To be short and to the point, I wouldn’t. My son has High Functioning Autism, which is basically the mildest form of autism under the “umbrella” of Autism Spectrum Disorders. Although his autism caused many difficulties for him throughout his early school years, especially in social situations, with continual therapy and much hard work he overcame those challenges, and along that journey he became one of the most kind-hearted and intelligent people I’ve ever known. (Yes, the possibility of exaggerating that, as his mother, exists but others have expressed this opinion too).

One of the characteristics I love most about my son is his insistence at questioning everything, and when I say everything I mean everything. At times that can be frustrating of course, (mainly when I don’t know the answer and am unable to explain something to him), but I am rather proud of his persistence in investigating until he finds the answers he seeks. This trait makes for terrific philosophical discussions, something I’ve always enjoyed, even when the particular subject shoots way over my head. (He is 16-years-old now and as he discovers more and more about life this is often the case).
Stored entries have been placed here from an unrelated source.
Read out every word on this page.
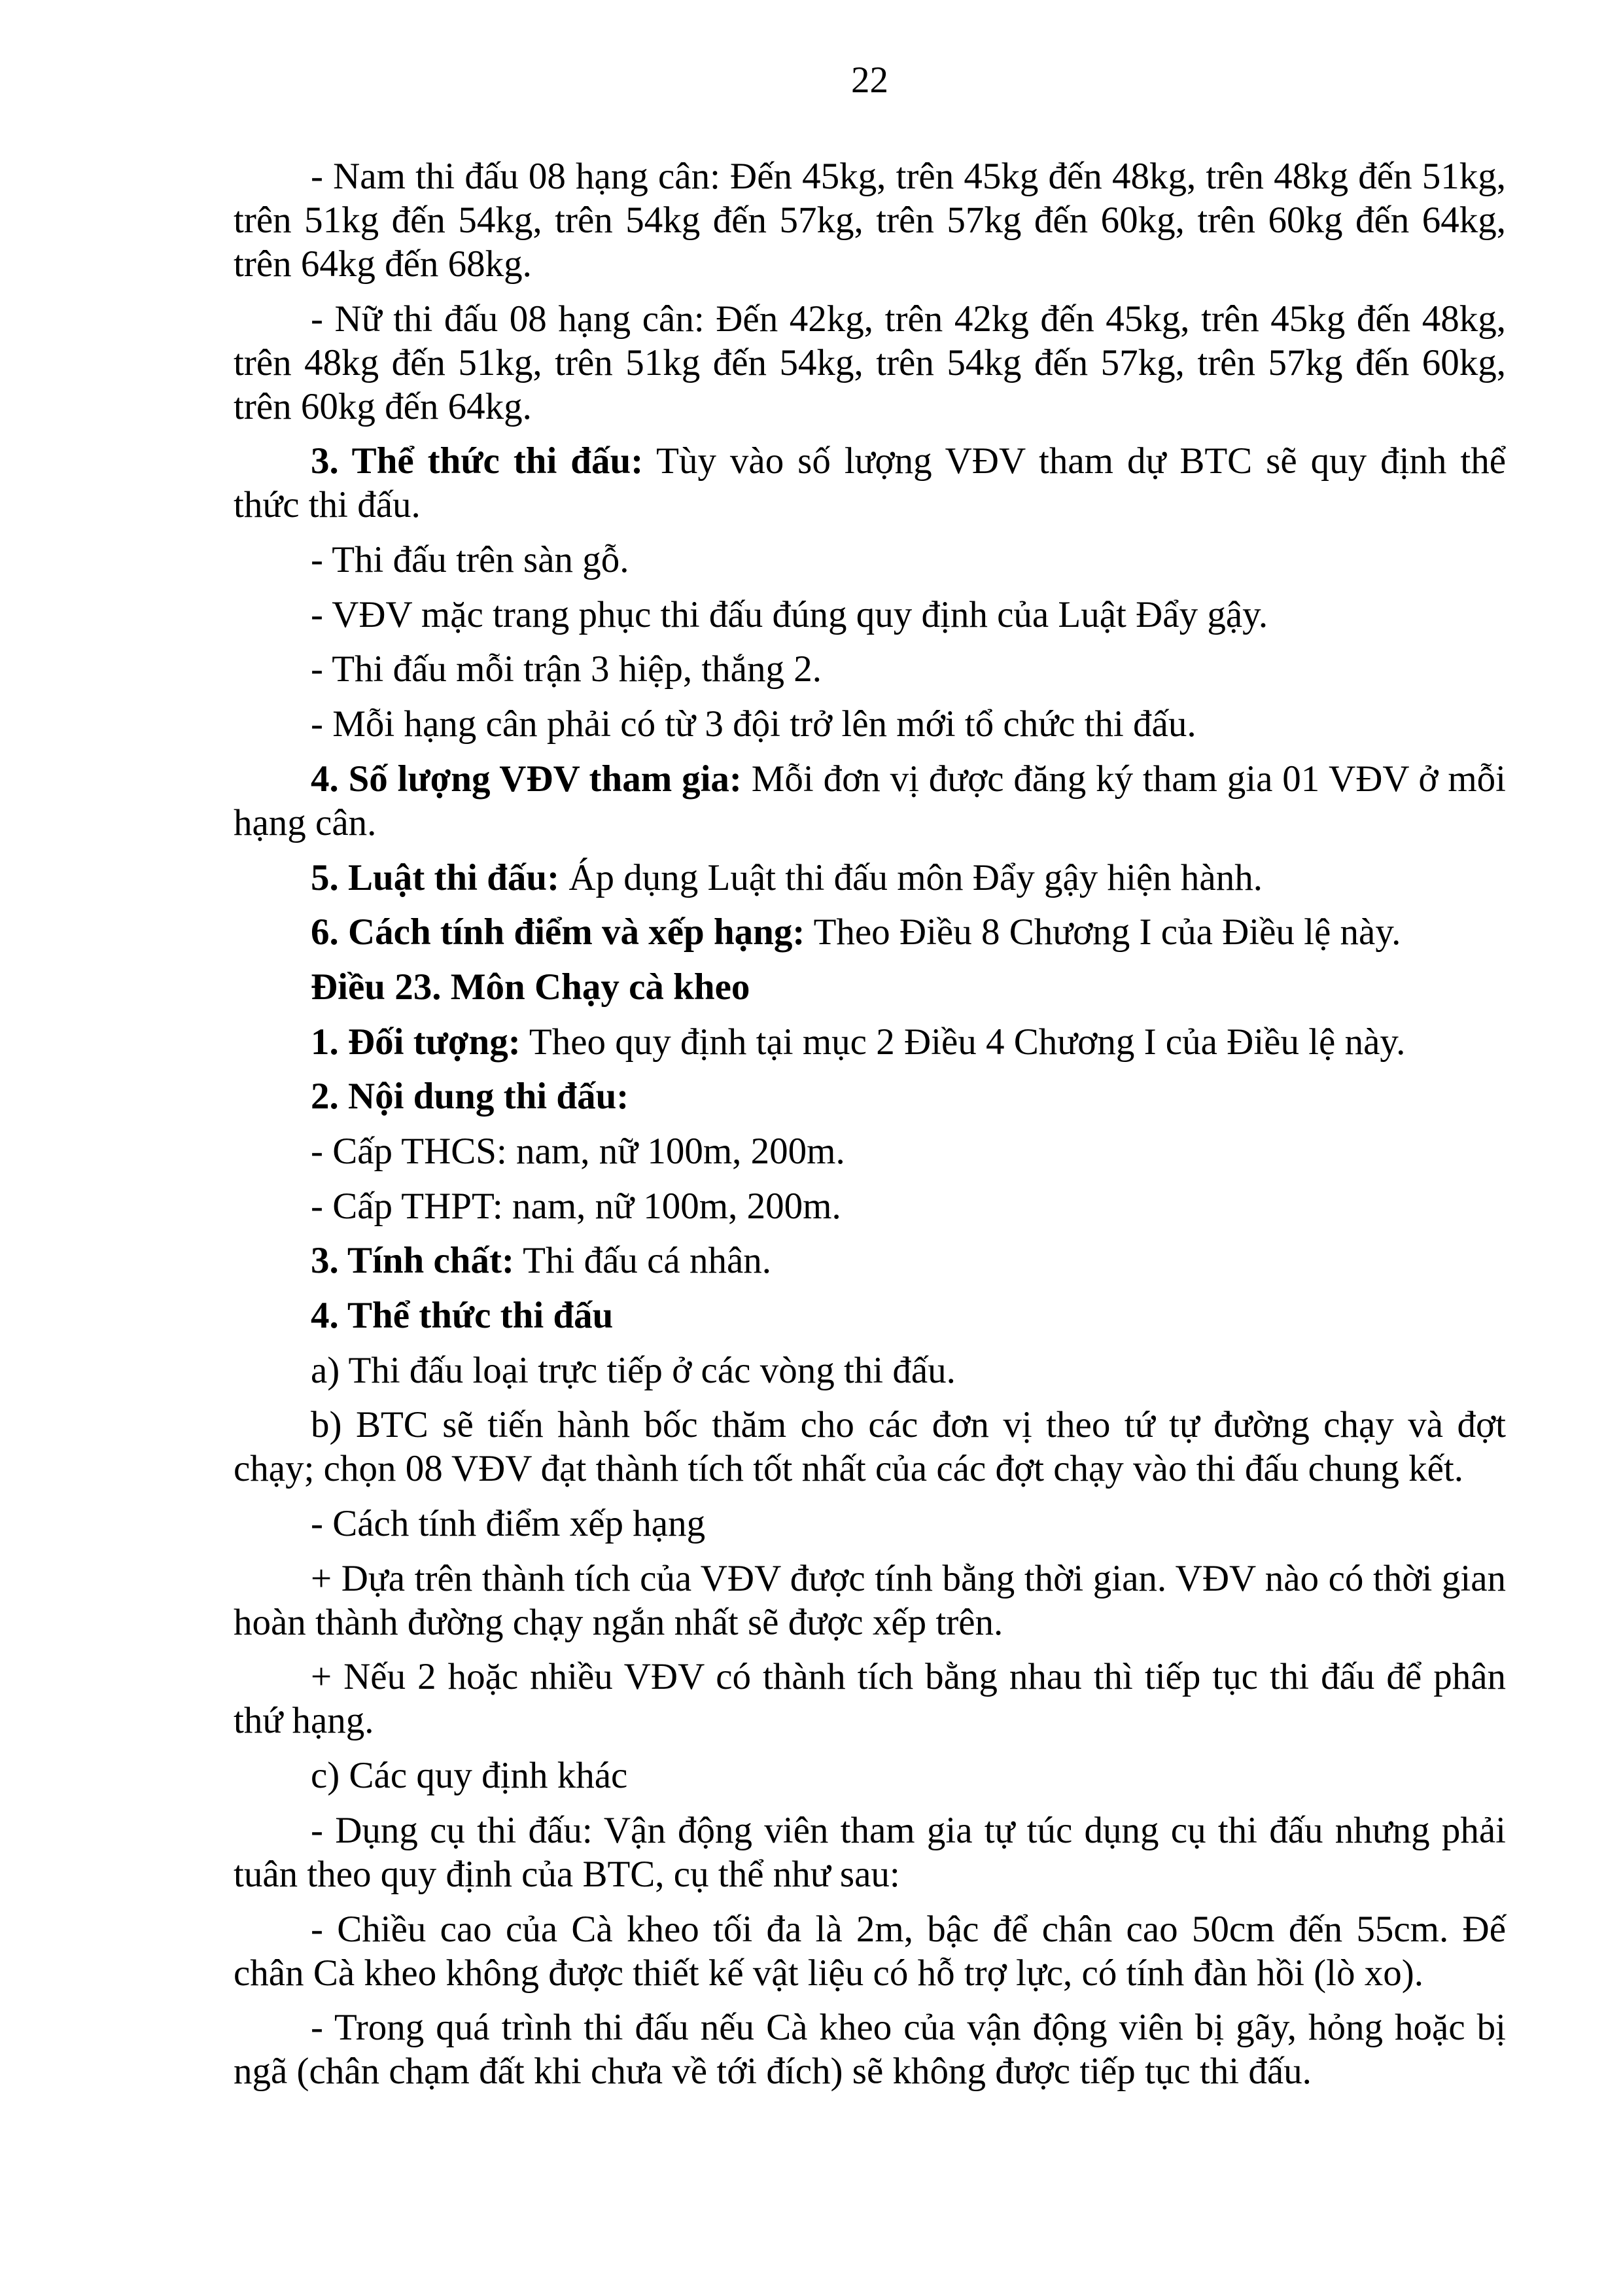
22

- Nam thi đấu 08 hạng cân: Đến 45kg, trên 45kg đến 48kg, trên 48kg đến 51kg, trên 51kg đến 54kg, trên 54kg đến 57kg, trên 57kg đến 60kg, trên 60kg đến 64kg, trên 64kg đến 68kg.

- Nữ thi đấu 08 hạng cân: Đến 42kg, trên 42kg đến 45kg, trên 45kg đến 48kg, trên 48kg đến 51kg, trên 51kg đến 54kg, trên 54kg đến 57kg, trên 57kg đến 60kg, trên 60kg đến 64kg.

3. Thể thức thi đấu: Tùy vào số lượng VĐV tham dự BTC sẽ quy định thể thức thi đấu.

- Thi đấu trên sàn gỗ.

- VĐV mặc trang phục thi đấu đúng quy định của Luật Đẩy gậy.

- Thi đấu mỗi trận 3 hiệp, thắng 2.

- Mỗi hạng cân phải có từ 3 đội trở lên mới tổ chức thi đấu.

4. Số lượng VĐV tham gia: Mỗi đơn vị được đăng ký tham gia 01 VĐV ở mỗi hạng cân.

5. Luật thi đấu: Áp dụng Luật thi đấu môn Đẩy gậy hiện hành.

6. Cách tính điểm và xếp hạng: Theo Điều 8 Chương I của Điều lệ này.

Điều 23. Môn Chạy cà kheo

1. Đối tượng: Theo quy định tại mục 2 Điều 4 Chương I của Điều lệ này.

2. Nội dung thi đấu:

- Cấp THCS: nam, nữ 100m, 200m.

- Cấp THPT: nam, nữ 100m, 200m.

3. Tính chất: Thi đấu cá nhân.

4. Thể thức thi đấu

a) Thi đấu loại trực tiếp ở các vòng thi đấu.

b) BTC sẽ tiến hành bốc thăm cho các đơn vị theo tứ tự đường chạy và đợt chạy; chọn 08 VĐV đạt thành tích tốt nhất của các đợt chạy vào thi đấu chung kết.

- Cách tính điểm xếp hạng

+ Dựa trên thành tích của VĐV được tính bằng thời gian. VĐV nào có thời gian hoàn thành đường chạy ngắn nhất sẽ được xếp trên.

+ Nếu 2 hoặc nhiều VĐV có thành tích bằng nhau thì tiếp tục thi đấu để phân thứ hạng.

c) Các quy định khác

- Dụng cụ thi đấu: Vận động viên tham gia tự túc dụng cụ thi đấu nhưng phải tuân theo quy định của BTC, cụ thể như sau:

- Chiều cao của Cà kheo tối đa là 2m, bậc để chân cao 50cm đến 55cm. Đế chân Cà kheo không được thiết kế vật liệu có hỗ trợ lực, có tính đàn hồi (lò xo).

- Trong quá trình thi đấu nếu Cà kheo của vận động viên bị gãy, hỏng hoặc bị ngã (chân chạm đất khi chưa về tới đích) sẽ không được tiếp tục thi đấu.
Because of this “need to know” my son has developed a dogged patience that I quite envy. When he wants to learn something, (he is very interested in software design and such), he sits down, he studies, and he learns it, no matter how long it takes. He is also quite a talented artist, not only using software tools but also with nothing more than pencil and paper, (something else I’m proud of considering how many teenagers are averse to doing anything that doesn’t require a computer).

If this sounds like a “mommy brag post”, well, I suppose it is, but the point is: should a cure for autism suddenly be discovered and offered to all people diagnosed [with a form of autism] I would not want my son to take advantage of it, I would not be willing to sacrifice the personality traits that make him the wonderful person he is.

What about you? If your child is living with autism, Down’s Syndrome, Asperger’s, etc., or if you know someone who is, would you be willing to risk the loss of their personality to “remove the parts of them” that present the challenges of living with such an illness?